As for the ‘secrets’ promised in the title of the book, those searching for a silver bullet might have to keep looking. “I’ve always felt that the biggest secret in sport is that there is no secret. It’s ordinary people doing things consistently over a long period in a dedicated manner to produce extraordinary results. The number one question in triathlon is: How do I run faster? There isn’t really any shortcut. You’ve got to do quite a
lot of running over a long period.
“Consistency is key. That’s boring but people can take hope from it because, actually, if you do the things we all know already,
set goals, work hard, look after yourself, achievements are possible – and those I interviewed are all examples of it.”

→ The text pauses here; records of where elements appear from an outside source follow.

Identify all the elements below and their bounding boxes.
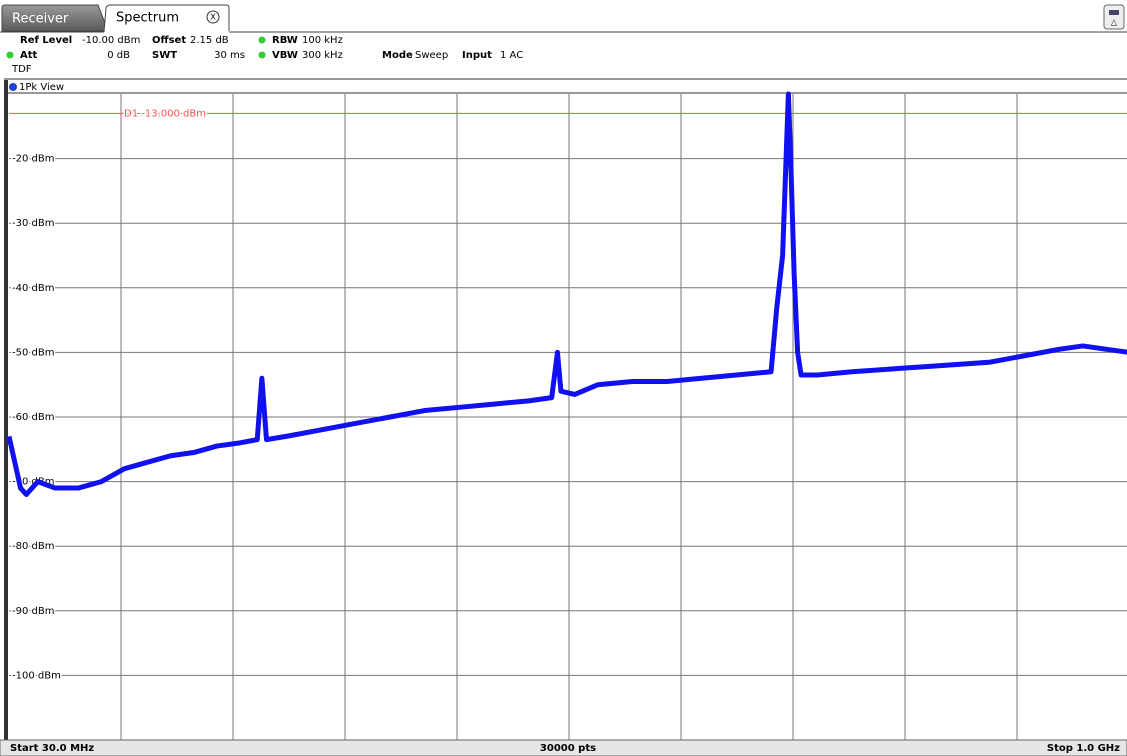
setting-label: RBW — [272, 35, 298, 46]
setting-value: 1 AC — [500, 50, 523, 61]
setting-value: 300 kHz — [302, 50, 343, 61]
close-button[interactable] — [206, 10, 220, 24]
footer-points: 30000 pts — [540, 743, 596, 754]
setting-value: 30 ms — [214, 50, 245, 61]
display-line-label: D1 -13.000 dBm — [124, 108, 206, 119]
footer-start: Start 30.0 MHz — [10, 743, 94, 754]
view-dot — [9, 83, 17, 91]
footer — [0, 739, 1127, 756]
setting-value: Sweep — [415, 50, 448, 61]
y-tick-label: -30 dBm — [12, 218, 54, 229]
y-tick-label: -80 dBm — [12, 541, 54, 552]
y-tick-label: -20 dBm — [12, 154, 54, 165]
setting-value: -10.00 dBm — [82, 35, 140, 46]
setting-label: Mode — [382, 50, 413, 61]
receiver-tab[interactable] — [1, 4, 109, 32]
icon-part: △ — [1111, 18, 1118, 27]
status-dot — [258, 36, 266, 44]
status-dot — [258, 51, 266, 59]
icon-part — [1109, 10, 1119, 15]
y-tick-label: -100 dBm — [12, 670, 61, 681]
setting-value: 0 dB — [107, 50, 130, 61]
view-label: 1Pk View — [19, 82, 64, 93]
setting-value: 2.15 dB — [190, 35, 229, 46]
setting-label: Input — [462, 50, 492, 61]
trace — [6, 91, 1127, 498]
y-tick-label: -40 dBm — [12, 283, 54, 294]
setting-label: Att — [20, 50, 38, 61]
spectrum-tab[interactable] — [103, 4, 230, 33]
setting-label: SWT — [152, 50, 177, 61]
setting-label: Offset — [152, 35, 186, 46]
plot: -20 dBm-30 dBm-40 dBm-50 dBm-60 dBm-70 d… — [6, 91, 1127, 740]
y-tick-label: -50 dBm — [12, 347, 54, 358]
frame — [4, 80, 8, 740]
y-tick-label: -90 dBm — [12, 606, 54, 617]
y-tick-label: -60 dBm — [12, 412, 54, 423]
tab-label: Receiver — [12, 12, 69, 27]
setting-value: TDF — [11, 64, 32, 75]
setting-label: Ref Level — [20, 35, 72, 46]
close-icon: X — [210, 13, 216, 22]
setting-label: VBW — [272, 50, 298, 61]
status-dot — [6, 51, 14, 59]
view-strip — [8, 80, 1127, 93]
setting-value: 100 kHz — [302, 35, 343, 46]
tab-label: Spectrum — [116, 11, 179, 26]
footer-stop: Stop 1.0 GHz — [1047, 743, 1120, 754]
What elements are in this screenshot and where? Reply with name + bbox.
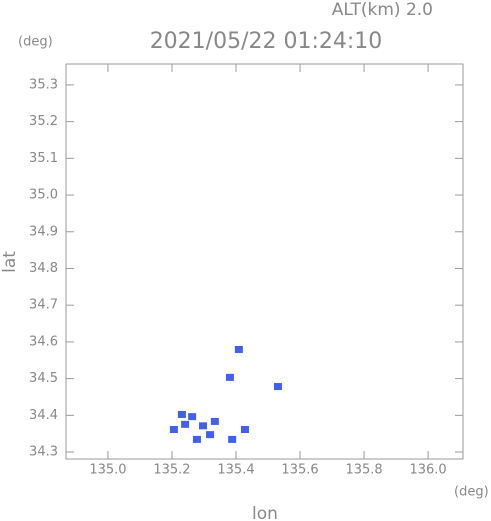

Alistair Brownlee’s favourite motivational quotes
“You ride the torpedo to the end of the tube” – Ian Botham
“I’ve not got the foggiest what it means, but I like it,” Alistair says. Even Botham isn’t quite sure where it comes from, but the explanation appears to be along the lines of: make your choice and stick with it because having conviction in top-level sport is critical to performance.
“You need to make things really, really simple. Over 8,000m, it’s only two choices: if I continue, will I die or not?” – Kilian Jornet
The Catalan ultra-endurance athlete’s answer to decision-making is stripping away all emotion and rapidly processing any predicament to make it a straightforward, binary choice.
“If you’re walking out to an Olympic final and there’s seven other guys there – in your head you’ve got to be willing to knock them out” – Adam Peaty
The world’s greatest breaststroker describes both his mindset and demeanour as he walks on to the pool deck to face the world’s best at the biggest swimming meets.